Porton iki çocuğunu da katlettikten sonra 41 erkekle buluştu. Bir eskort sitesinde profilin bulunan cani kadın, özellikle yabancı müşterilere hizmet etti. Erkeklerin fetişlerini yerine getirmek için çalıştığını ifade eden kadın profilinde, “Her şeye açığım. Ne olduğunu bana sormadan bilemezsin.

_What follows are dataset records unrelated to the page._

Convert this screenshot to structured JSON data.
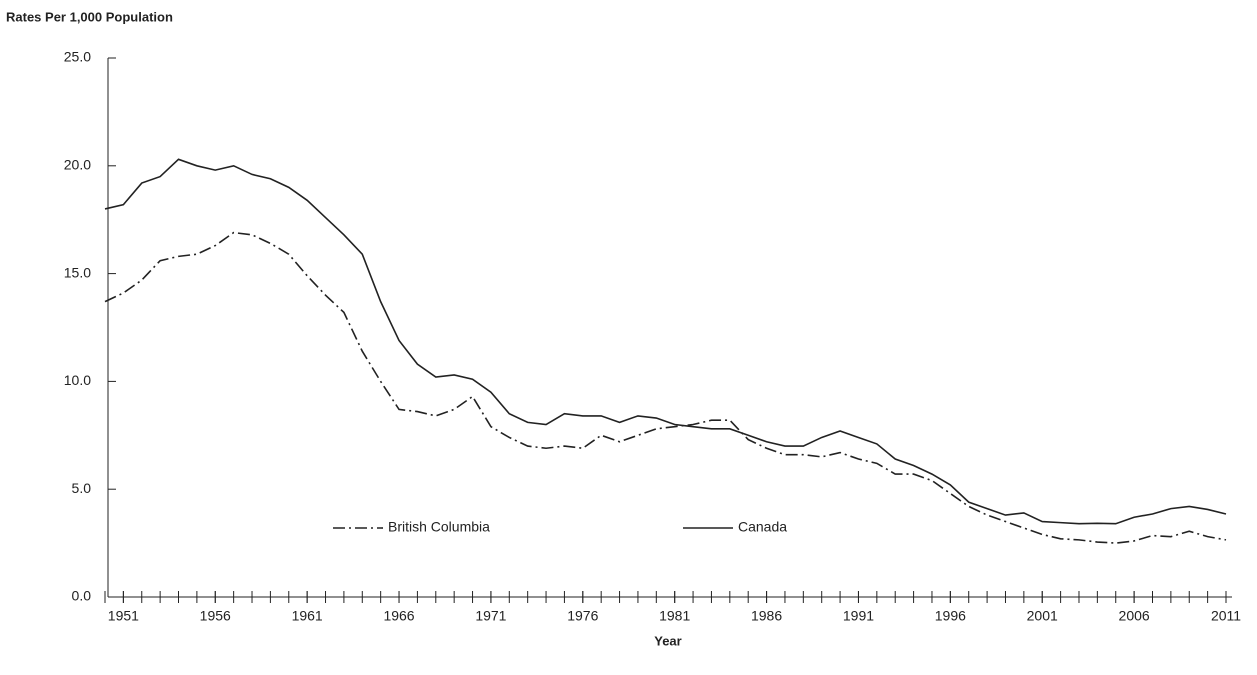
{
  "chart_data": {
    "type": "line",
    "y_label": "Rates Per 1,000 Population",
    "x_label": "Year",
    "x": [
      1950,
      1951,
      1952,
      1953,
      1954,
      1955,
      1956,
      1957,
      1958,
      1959,
      1960,
      1961,
      1962,
      1963,
      1964,
      1965,
      1966,
      1967,
      1968,
      1969,
      1970,
      1971,
      1972,
      1973,
      1974,
      1975,
      1976,
      1977,
      1978,
      1979,
      1980,
      1981,
      1982,
      1983,
      1984,
      1985,
      1986,
      1987,
      1988,
      1989,
      1990,
      1991,
      1992,
      1993,
      1994,
      1995,
      1996,
      1997,
      1998,
      1999,
      2000,
      2001,
      2002,
      2003,
      2004,
      2005,
      2006,
      2007,
      2008,
      2009,
      2010,
      2011
    ],
    "series": [
      {
        "name": "British Columbia",
        "color": "#222222",
        "dash": "dash-dot",
        "values": [
          13.7,
          14.1,
          14.7,
          15.6,
          15.8,
          15.9,
          16.3,
          16.9,
          16.8,
          16.4,
          15.9,
          14.9,
          14.0,
          13.2,
          11.4,
          10.0,
          8.7,
          8.6,
          8.4,
          8.7,
          9.3,
          7.9,
          7.4,
          7.0,
          6.9,
          7.0,
          6.9,
          7.5,
          7.2,
          7.5,
          7.8,
          7.9,
          8.0,
          8.2,
          8.2,
          7.3,
          6.9,
          6.6,
          6.6,
          6.5,
          6.7,
          6.4,
          6.2,
          5.7,
          5.7,
          5.4,
          4.8,
          4.2,
          3.8,
          3.5,
          3.2,
          2.9,
          2.7,
          2.65,
          2.55,
          2.5,
          2.6,
          2.85,
          2.8,
          3.05,
          2.8,
          2.65
        ]
      },
      {
        "name": "Canada",
        "color": "#222222",
        "dash": "solid",
        "values": [
          18.0,
          18.2,
          19.2,
          19.5,
          20.3,
          20.0,
          19.8,
          20.0,
          19.6,
          19.4,
          19.0,
          18.4,
          17.6,
          16.8,
          15.9,
          13.7,
          11.9,
          10.8,
          10.2,
          10.3,
          10.1,
          9.5,
          8.5,
          8.1,
          8.0,
          8.5,
          8.4,
          8.4,
          8.1,
          8.4,
          8.3,
          8.0,
          7.9,
          7.8,
          7.8,
          7.5,
          7.2,
          7.0,
          7.0,
          7.4,
          7.7,
          7.4,
          7.1,
          6.4,
          6.1,
          5.7,
          5.2,
          4.4,
          4.1,
          3.8,
          3.9,
          3.5,
          3.45,
          3.4,
          3.42,
          3.4,
          3.7,
          3.85,
          4.1,
          4.2,
          4.06,
          3.85
        ]
      }
    ],
    "xlim": [
      1950,
      2011
    ],
    "xticks": [
      1951,
      1956,
      1961,
      1966,
      1971,
      1976,
      1981,
      1986,
      1991,
      1996,
      2001,
      2006,
      2011
    ],
    "ylim": [
      0,
      25
    ],
    "yticks": [
      {
        "value": 0,
        "label": "0.0"
      },
      {
        "value": 5,
        "label": "5.0"
      },
      {
        "value": 10,
        "label": "10.0"
      },
      {
        "value": 15,
        "label": "15.0"
      },
      {
        "value": 20,
        "label": "20.0"
      },
      {
        "value": 25,
        "label": "25.0"
      }
    ],
    "grid": false
  }
}
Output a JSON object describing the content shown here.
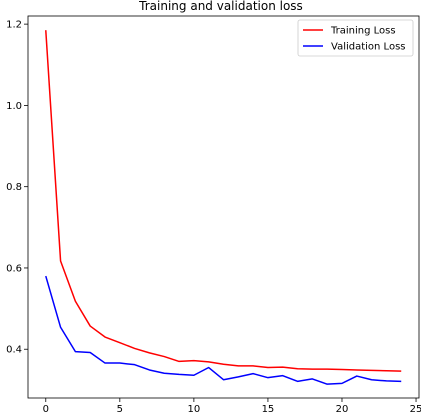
{
  "chart_data": {
    "type": "line",
    "title": "Training and validation loss",
    "xlabel": "",
    "ylabel": "",
    "xlim": [
      -1.2,
      25.2
    ],
    "ylim": [
      0.28,
      1.22
    ],
    "xticks": [
      0,
      5,
      10,
      15,
      20,
      25
    ],
    "yticks": [
      0.4,
      0.6,
      0.8,
      1.0,
      1.2
    ],
    "ytick_labels": [
      "0.4",
      "0.6",
      "0.8",
      "1.0",
      "1.2"
    ],
    "grid": false,
    "legend_position": "top-right",
    "x": [
      0,
      1,
      2,
      3,
      4,
      5,
      6,
      7,
      8,
      9,
      10,
      11,
      12,
      13,
      14,
      15,
      16,
      17,
      18,
      19,
      20,
      21,
      22,
      23,
      24
    ],
    "series": [
      {
        "name": "Training Loss",
        "color": "#ff0000",
        "values": [
          1.185,
          0.617,
          0.518,
          0.457,
          0.43,
          0.416,
          0.402,
          0.391,
          0.382,
          0.37,
          0.372,
          0.369,
          0.363,
          0.359,
          0.359,
          0.355,
          0.356,
          0.352,
          0.351,
          0.351,
          0.35,
          0.349,
          0.348,
          0.347,
          0.346
        ]
      },
      {
        "name": "Validation Loss",
        "color": "#0000ff",
        "values": [
          0.58,
          0.454,
          0.394,
          0.392,
          0.366,
          0.366,
          0.362,
          0.349,
          0.341,
          0.338,
          0.336,
          0.355,
          0.325,
          0.332,
          0.34,
          0.33,
          0.335,
          0.321,
          0.327,
          0.314,
          0.316,
          0.334,
          0.325,
          0.322,
          0.321
        ]
      }
    ]
  }
}
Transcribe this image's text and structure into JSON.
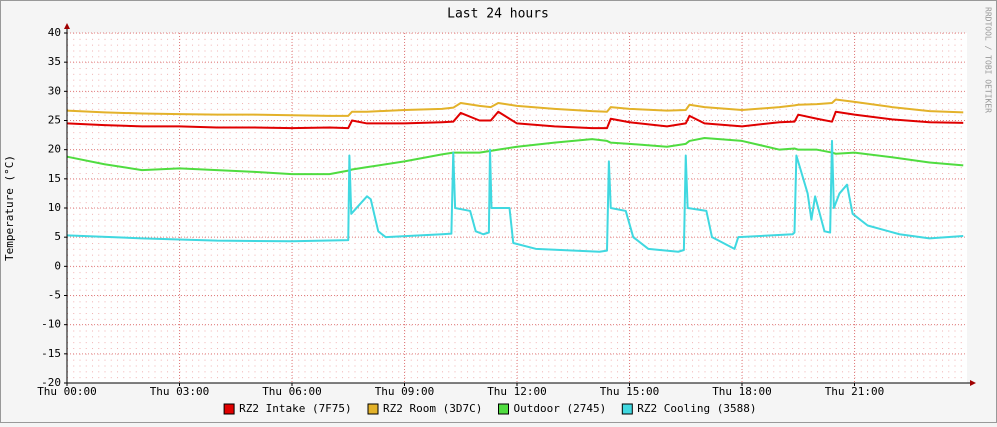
{
  "chart_data": {
    "type": "line",
    "title": "Last 24 hours",
    "ylabel": "Temperature (°C)",
    "watermark": "RRDTOOL / TOBI OETIKER",
    "xlim": [
      0,
      24
    ],
    "xticks": [
      {
        "value": 0,
        "label": "Thu 00:00"
      },
      {
        "value": 3,
        "label": "Thu 03:00"
      },
      {
        "value": 6,
        "label": "Thu 06:00"
      },
      {
        "value": 9,
        "label": "Thu 09:00"
      },
      {
        "value": 12,
        "label": "Thu 12:00"
      },
      {
        "value": 15,
        "label": "Thu 15:00"
      },
      {
        "value": 18,
        "label": "Thu 18:00"
      },
      {
        "value": 21,
        "label": "Thu 21:00"
      }
    ],
    "ylim": [
      -20,
      40
    ],
    "yticks": [
      -20,
      -15,
      -10,
      -5,
      0,
      5,
      10,
      15,
      20,
      25,
      30,
      35,
      40
    ],
    "grid": true,
    "legend": "bottom",
    "x": [
      0,
      1,
      2,
      3,
      4,
      5,
      6,
      7,
      7.5,
      7.6,
      8,
      9,
      10,
      10.3,
      10.5,
      11,
      11.3,
      11.5,
      12,
      13,
      14,
      14.4,
      14.5,
      15,
      16,
      16.5,
      16.6,
      17,
      18,
      19,
      19.4,
      19.5,
      20,
      20.4,
      20.5,
      21,
      22,
      23,
      23.9
    ],
    "series": [
      {
        "name": "RZ2 Intake (7F75)",
        "color": "#e00000",
        "values": [
          24.5,
          24.2,
          24,
          24,
          23.8,
          23.8,
          23.7,
          23.8,
          23.7,
          25,
          24.5,
          24.5,
          24.7,
          24.8,
          26.3,
          25,
          25,
          26.5,
          24.5,
          24,
          23.7,
          23.7,
          25.3,
          24.7,
          24,
          24.5,
          25.8,
          24.5,
          24,
          24.7,
          24.8,
          26,
          25.3,
          24.8,
          26.5,
          26,
          25.2,
          24.7,
          24.6
        ]
      },
      {
        "name": "RZ2 Room (3D7C)",
        "color": "#e3b22a",
        "values": [
          26.7,
          26.4,
          26.2,
          26.1,
          26,
          26,
          25.9,
          25.8,
          25.8,
          26.5,
          26.5,
          26.8,
          27,
          27.2,
          28,
          27.5,
          27.3,
          28,
          27.5,
          27,
          26.6,
          26.5,
          27.3,
          27,
          26.7,
          26.8,
          27.7,
          27.3,
          26.8,
          27.3,
          27.6,
          27.7,
          27.8,
          28,
          28.6,
          28.2,
          27.3,
          26.6,
          26.4
        ]
      },
      {
        "name": "Outdoor (2745)",
        "color": "#50dc40",
        "values": [
          18.8,
          17.5,
          16.5,
          16.8,
          16.5,
          16.2,
          15.8,
          15.8,
          16.4,
          16.6,
          17,
          18,
          19.2,
          19.5,
          19.5,
          19.5,
          19.8,
          20,
          20.5,
          21.2,
          21.8,
          21.5,
          21.2,
          21,
          20.5,
          21,
          21.5,
          22,
          21.5,
          20,
          20.2,
          20,
          20,
          19.5,
          19.3,
          19.5,
          18.7,
          17.8,
          17.3
        ]
      },
      {
        "name": "RZ2 Cooling (3588)",
        "color": "#40d8e0",
        "x": [
          0,
          2,
          4,
          6,
          7.5,
          7.53,
          7.58,
          8,
          8.1,
          8.3,
          8.5,
          10,
          10.25,
          10.3,
          10.35,
          10.75,
          10.9,
          11.1,
          11.25,
          11.28,
          11.32,
          11.8,
          11.9,
          12.5,
          14.2,
          14.4,
          14.45,
          14.5,
          14.9,
          15.1,
          15.5,
          16.3,
          16.45,
          16.5,
          16.55,
          17.05,
          17.2,
          17.8,
          17.9,
          19.35,
          19.4,
          19.45,
          19.75,
          19.85,
          19.95,
          20.2,
          20.35,
          20.4,
          20.45,
          20.6,
          20.8,
          20.95,
          21.35,
          22.2,
          23,
          23.9
        ],
        "values": [
          5.3,
          4.8,
          4.4,
          4.3,
          4.5,
          19,
          9,
          12,
          11.5,
          6,
          5,
          5.5,
          5.6,
          19.5,
          10,
          9.5,
          6,
          5.5,
          5.8,
          20,
          10,
          10,
          4,
          3,
          2.5,
          2.7,
          18,
          10,
          9.5,
          5,
          3,
          2.5,
          2.8,
          19,
          10,
          9.5,
          5,
          3,
          5,
          5.5,
          5.8,
          19,
          12.5,
          8,
          12,
          6,
          5.8,
          21.5,
          10,
          12.5,
          14,
          9,
          7,
          5.5,
          4.8,
          5.2
        ]
      }
    ]
  }
}
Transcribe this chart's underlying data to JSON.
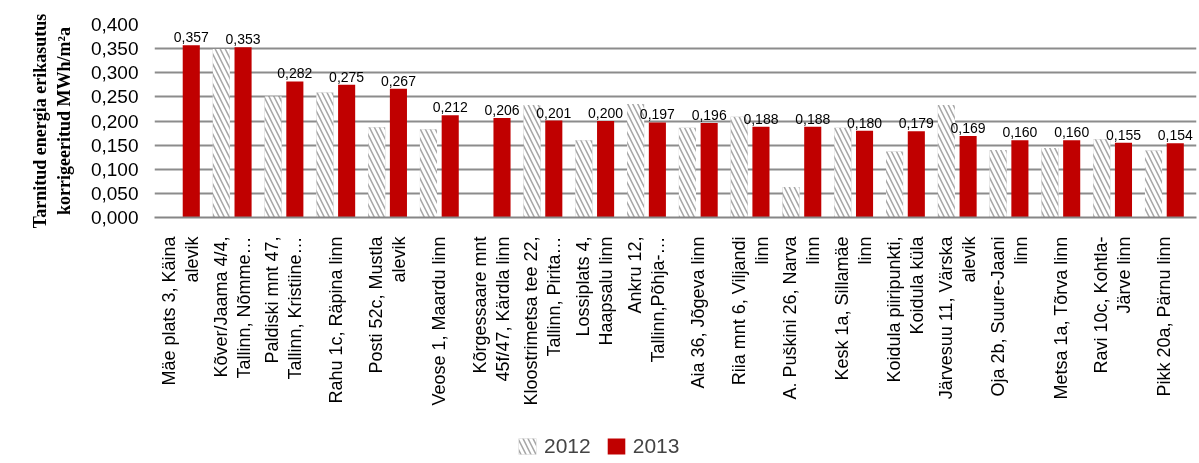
{
  "chart_data": {
    "type": "bar",
    "ylabel": "Tarnitud energia erikasutus korrigeeritud MWh/m²a",
    "categories": [
      "Mäe plats 3, Käina alevik",
      "Kõver/Jaama 4/4, Tallinn, Nõmme…",
      "Paldiski mnt 47, Tallinn, Kristiine…",
      "Rahu 1c, Räpina linn",
      "Posti 52c, Mustla alevik",
      "Veose 1, Maardu linn",
      "Kõrgessaare mnt 45f/47, Kärdla linn",
      "Kloostrimetsa tee 22, Tallinn, Pirita…",
      "Lossiplats 4, Haapsalu linn",
      "Ankru 12, Tallinn,Põhja-…",
      "Aia 36, Jõgeva linn",
      "Riia mnt 6, Viljandi linn",
      "A. Puškini 26, Narva linn",
      "Kesk 1a, Sillamäe linn",
      "Koidula piiripunkti, Koidula küla",
      "Järvesuu 11, Värska alevik",
      "Oja 2b, Suure-Jaani linn",
      "Metsa 1a, Tõrva linn",
      "Ravi 10c, Kohtla-Järve linn",
      "Pikk 20a, Pärnu linn"
    ],
    "series": [
      {
        "name": "2012",
        "color": "#a6a6a6",
        "values": [
          null,
          0.349,
          0.251,
          0.259,
          0.187,
          0.183,
          null,
          0.233,
          0.16,
          0.235,
          0.186,
          0.209,
          0.063,
          0.186,
          0.137,
          0.233,
          0.14,
          0.144,
          0.162,
          0.139
        ]
      },
      {
        "name": "2013",
        "color": "#c00000",
        "values": [
          0.357,
          0.353,
          0.282,
          0.275,
          0.267,
          0.212,
          0.206,
          0.201,
          0.2,
          0.197,
          0.196,
          0.188,
          0.188,
          0.18,
          0.179,
          0.169,
          0.16,
          0.16,
          0.155,
          0.154
        ],
        "value_labels": [
          "0,357",
          "0,353",
          "0,282",
          "0,275",
          "0,267",
          "0,212",
          "0,206",
          "0,201",
          "0,200",
          "0,197",
          "0,196",
          "0,188",
          "0,188",
          "0,180",
          "0,179",
          "0,169",
          "0,160",
          "0,160",
          "0,155",
          "0,154"
        ]
      }
    ],
    "ylim": [
      0,
      0.4
    ],
    "yticks": [
      {
        "value": 0,
        "label": "0,000"
      },
      {
        "value": 0.05,
        "label": "0,050"
      },
      {
        "value": 0.1,
        "label": "0,100"
      },
      {
        "value": 0.15,
        "label": "0,150"
      },
      {
        "value": 0.2,
        "label": "0,200"
      },
      {
        "value": 0.25,
        "label": "0,250"
      },
      {
        "value": 0.3,
        "label": "0,300"
      },
      {
        "value": 0.35,
        "label": "0,350"
      },
      {
        "value": 0.4,
        "label": "0,400"
      }
    ],
    "grid": "y",
    "legend": "bottom"
  }
}
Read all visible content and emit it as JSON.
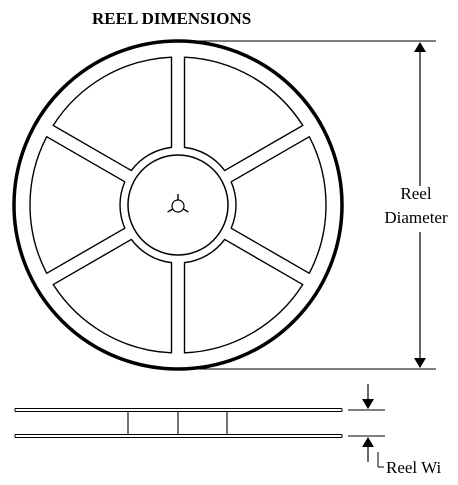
{
  "title": "REEL DIMENSIONS",
  "labels": {
    "reel_line1": "Reel",
    "reel_line2": "Diameter",
    "reel_width": "Reel Wi"
  },
  "colors": {
    "stroke": "#000000",
    "background": "#ffffff"
  },
  "reel": {
    "spokes": 6
  }
}
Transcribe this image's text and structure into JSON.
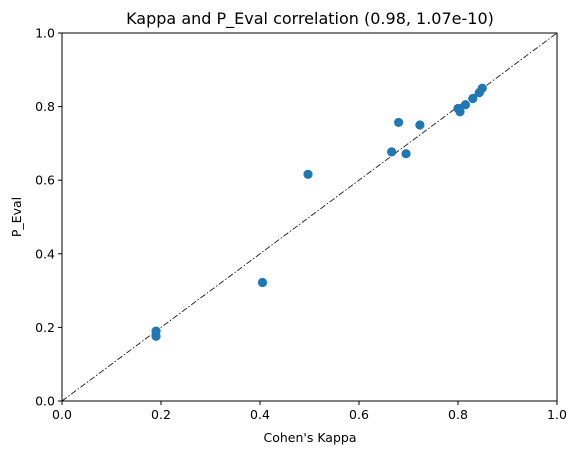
{
  "chart_data": {
    "type": "scatter",
    "title": "Kappa and P_Eval correlation (0.98, 1.07e-10)",
    "xlabel": "Cohen's Kappa",
    "ylabel": "P_Eval",
    "xlim": [
      0.0,
      1.0
    ],
    "ylim": [
      0.0,
      1.0
    ],
    "xticks": [
      "0.0",
      "0.2",
      "0.4",
      "0.6",
      "0.8",
      "1.0"
    ],
    "yticks": [
      "0.0",
      "0.2",
      "0.4",
      "0.6",
      "0.8",
      "1.0"
    ],
    "grid": false,
    "legend": "none",
    "reference_line": {
      "from": [
        0,
        0
      ],
      "to": [
        1,
        1
      ],
      "style": "dash-dot",
      "color": "#000000"
    },
    "marker_color": "#1f77b4",
    "points": [
      {
        "x": 0.19,
        "y": 0.19
      },
      {
        "x": 0.19,
        "y": 0.176
      },
      {
        "x": 0.405,
        "y": 0.322
      },
      {
        "x": 0.497,
        "y": 0.616
      },
      {
        "x": 0.666,
        "y": 0.677
      },
      {
        "x": 0.68,
        "y": 0.757
      },
      {
        "x": 0.695,
        "y": 0.672
      },
      {
        "x": 0.723,
        "y": 0.75
      },
      {
        "x": 0.8,
        "y": 0.795
      },
      {
        "x": 0.804,
        "y": 0.786
      },
      {
        "x": 0.815,
        "y": 0.805
      },
      {
        "x": 0.83,
        "y": 0.822
      },
      {
        "x": 0.843,
        "y": 0.838
      },
      {
        "x": 0.849,
        "y": 0.85
      }
    ]
  }
}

Sadece sor” yazarak müşteri toplamaya başladı. Genç kadının bir çok fetiş kostümü ile çekilmiş fotoğrafı bulunuyor.
Porton, mahkemede kendisine yöneltilen suçlamaları ilk etapta reddetti. “Neden kendi çocuklarımı öldüreyim” diyen cani anne, bekar bir anne olarak zorluklar yaşadığını ancak kimseden para istemediğini söyledi. “Onlar bana bir sebep veriyordu” diyen Porton, kızlarını zaman zaman parka götürdüğünü ve istedikleri aktiviteleri yaptığını söyledi.
Bu iddiaların ardından mahkemede tanık olarak dinlenen eski ev sahibi Leigh-Anne Bradley ise bambaşka bir profil çizerek, “Porton nadir zamanlarda çocuklarıyla ilgileniyordu. Bu zamanlarda da sürekli olarak küfür ve hakaretler ediyordu. Kesinlikle çocuklarıyla yaşamaktan memnun değildi. Her zaman öfkeliydi ve sürekli olarak çocuklarını ihmal ediyordu” dedi.
Porton mahkemenin karar duruşmasında ömür boyu hapis cezasına çarptırıldı.